From the time he left Scotland to go to Fairey’s to the time he left Black Dyke, Phillip McCann has been regarded both in awe and envy in the brass band world. That he possessed one of the most beautiful cornet sounds is without doubt, and that his record of playing and leading one of the most successful bands in contesting history in being Principal Cornet with Black Dyke from 1973 onwards is unquestionable. However, the success of his amazing series of CD’S entitled “The World’s Most Beautiful Melodies” has brought him acclaim and disdain in equal measures. The series was aimed at an audience away from the traditional brass band record buyer and as a result was a phenomenal success that was further enhanced by his series of television recordings for the popular “Hetty Wainthrope Investigates”. As a result his brilliant performances at banding contests has somewhat been forgotten (Contest Music 1982 for instance), but to many he remained the inheritor of a style of performance that was last heard over fifty years before he made his mark, by his hero and mentor, Harry Mortimer.

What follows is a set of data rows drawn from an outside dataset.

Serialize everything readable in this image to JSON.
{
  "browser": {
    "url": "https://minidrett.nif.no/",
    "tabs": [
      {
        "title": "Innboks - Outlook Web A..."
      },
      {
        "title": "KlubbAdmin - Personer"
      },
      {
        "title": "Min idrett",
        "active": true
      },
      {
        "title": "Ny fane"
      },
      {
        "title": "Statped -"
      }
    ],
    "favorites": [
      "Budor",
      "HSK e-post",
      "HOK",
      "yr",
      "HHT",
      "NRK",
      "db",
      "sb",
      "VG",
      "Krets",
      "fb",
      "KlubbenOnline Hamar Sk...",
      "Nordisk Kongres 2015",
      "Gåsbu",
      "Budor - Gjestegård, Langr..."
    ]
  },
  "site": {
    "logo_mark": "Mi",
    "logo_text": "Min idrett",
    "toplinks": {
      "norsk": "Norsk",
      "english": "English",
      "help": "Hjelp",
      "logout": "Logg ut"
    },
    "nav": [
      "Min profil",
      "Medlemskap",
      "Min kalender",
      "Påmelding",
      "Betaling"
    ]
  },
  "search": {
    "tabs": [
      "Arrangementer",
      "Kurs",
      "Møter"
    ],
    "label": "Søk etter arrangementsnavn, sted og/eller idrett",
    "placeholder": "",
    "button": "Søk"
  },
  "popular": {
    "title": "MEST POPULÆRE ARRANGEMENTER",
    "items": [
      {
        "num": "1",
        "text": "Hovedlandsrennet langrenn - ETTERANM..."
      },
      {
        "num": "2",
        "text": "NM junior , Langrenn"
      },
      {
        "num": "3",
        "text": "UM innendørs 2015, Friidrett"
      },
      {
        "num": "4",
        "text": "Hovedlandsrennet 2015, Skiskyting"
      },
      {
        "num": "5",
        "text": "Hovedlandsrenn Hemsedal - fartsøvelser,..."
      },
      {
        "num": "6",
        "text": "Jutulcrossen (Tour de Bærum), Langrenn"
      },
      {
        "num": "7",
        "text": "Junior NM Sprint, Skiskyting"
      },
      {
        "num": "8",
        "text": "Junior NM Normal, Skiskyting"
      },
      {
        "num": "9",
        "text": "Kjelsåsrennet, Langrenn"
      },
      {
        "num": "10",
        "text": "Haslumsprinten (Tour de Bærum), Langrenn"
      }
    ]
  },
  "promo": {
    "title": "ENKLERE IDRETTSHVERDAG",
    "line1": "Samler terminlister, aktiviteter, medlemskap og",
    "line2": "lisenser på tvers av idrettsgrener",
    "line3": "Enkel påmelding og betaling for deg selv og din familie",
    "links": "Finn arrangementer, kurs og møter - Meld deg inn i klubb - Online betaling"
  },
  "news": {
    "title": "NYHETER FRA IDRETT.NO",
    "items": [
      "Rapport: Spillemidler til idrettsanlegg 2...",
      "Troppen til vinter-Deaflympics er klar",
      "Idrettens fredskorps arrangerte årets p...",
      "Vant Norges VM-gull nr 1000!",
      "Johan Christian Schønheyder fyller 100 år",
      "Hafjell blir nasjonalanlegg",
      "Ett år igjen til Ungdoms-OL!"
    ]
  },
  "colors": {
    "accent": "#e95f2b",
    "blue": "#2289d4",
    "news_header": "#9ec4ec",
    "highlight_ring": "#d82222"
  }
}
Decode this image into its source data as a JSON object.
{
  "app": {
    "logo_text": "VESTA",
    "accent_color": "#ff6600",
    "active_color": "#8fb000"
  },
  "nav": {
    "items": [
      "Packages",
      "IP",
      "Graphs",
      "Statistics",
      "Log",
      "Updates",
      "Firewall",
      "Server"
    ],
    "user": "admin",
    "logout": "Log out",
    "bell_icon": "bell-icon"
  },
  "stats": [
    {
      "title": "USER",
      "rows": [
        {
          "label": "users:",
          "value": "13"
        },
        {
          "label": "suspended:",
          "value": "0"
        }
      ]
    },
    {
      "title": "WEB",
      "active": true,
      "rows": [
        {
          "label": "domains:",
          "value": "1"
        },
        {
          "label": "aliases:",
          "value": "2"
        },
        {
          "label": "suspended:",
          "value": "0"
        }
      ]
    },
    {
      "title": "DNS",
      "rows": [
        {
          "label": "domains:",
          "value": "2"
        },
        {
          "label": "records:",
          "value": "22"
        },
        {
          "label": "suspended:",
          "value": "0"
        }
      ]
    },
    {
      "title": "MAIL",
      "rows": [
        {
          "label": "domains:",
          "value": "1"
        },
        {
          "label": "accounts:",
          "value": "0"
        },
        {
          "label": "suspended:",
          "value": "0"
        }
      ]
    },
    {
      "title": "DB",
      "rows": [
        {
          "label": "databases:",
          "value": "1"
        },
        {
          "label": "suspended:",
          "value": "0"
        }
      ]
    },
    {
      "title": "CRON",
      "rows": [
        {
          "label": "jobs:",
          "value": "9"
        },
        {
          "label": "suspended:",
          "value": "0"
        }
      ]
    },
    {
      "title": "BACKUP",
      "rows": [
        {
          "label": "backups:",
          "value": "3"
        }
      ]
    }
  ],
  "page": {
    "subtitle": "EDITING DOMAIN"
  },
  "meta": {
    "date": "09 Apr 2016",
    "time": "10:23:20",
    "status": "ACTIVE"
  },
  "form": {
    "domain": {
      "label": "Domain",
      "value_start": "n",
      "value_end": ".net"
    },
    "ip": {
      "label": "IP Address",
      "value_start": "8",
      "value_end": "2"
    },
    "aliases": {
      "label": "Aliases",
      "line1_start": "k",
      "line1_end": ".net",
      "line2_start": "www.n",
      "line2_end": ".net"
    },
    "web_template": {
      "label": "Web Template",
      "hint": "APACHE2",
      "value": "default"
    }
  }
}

Perhaps that is a more fitting achievement.

9. Bix Beiderbecke.
If you have never heard of the man, then shame on you, because Leon “Bix” Beiderbecke was the greatest jazz cornet player of this or any other age. Born in 1903 he was dead by 1931 through a combination of drink, drugs and a copybook jazz players lifestyle. He couldn’t read music but left home to play for some of the finest traditional jazz ensembles of the 1920’s such as the “Wolverine Orchestra”, “Paul Whiteman Orchestra” and even Hoagy Carmichael. Blessed with an amazing ear and the ability to improvise at will he was a jazz player years ahead of his time and brought a beautiful tone and technical brilliance to everything he turned his hand to. Dead at 28 and still a legend – you can’t ask for more than that.

10. Wynton Marsalis
All right – he’s not universally known as a cornet player, but any one who has actually had the pleasure of hearing him away from the trumpet and playing cornet solos, be they traditional or jazz, can only conclude that he is one of the greatest players of the 20th century. His brilliance as an orchestral trumpet soloist is well recorded, although he seems to do less and less of this nowadays, but there are a number of recordings of him playing cornet that reveal a player of sheer genius. His technical prowess is simply breathtaking, whilst he retains a keen sense of style and artistry for what is a different medium all together on the cornet. His record “Carnival” should be a must for all students and players alike. He gets in the top ten because it would be a crime to have left him out.

The criteria.
Now that we have got you arguing, here’s the rub. Great players are great players because they bring something else to the art of performance that is just too far away from us mere mortals that we can imitate it. That’s why James Shepherd leads the list – totally unique and why we couldn’t find a place for many of today’s great players. The likes of Webster, Daws and Morrison are great players indeed, but in our opinion have yet to ascend to the higher level that our top ten inhabit – maybe in a couple of years though. Arban and Clarke were blessed with a genius that may be difficult to recognize to day, whilst the inclusion Beiderbecke shows that the cornet has been more than just a brass band phenomena. For those of a certain age, Ken Smith was just simply amazing, whilst Mortimer, Murphy and Lang made their mark in the orchestral world as well as the banding one. McCann is the only modern brass band player who is known to the general public at large, whilst Marsalis is simply a world-class performer in what ever he undertakes.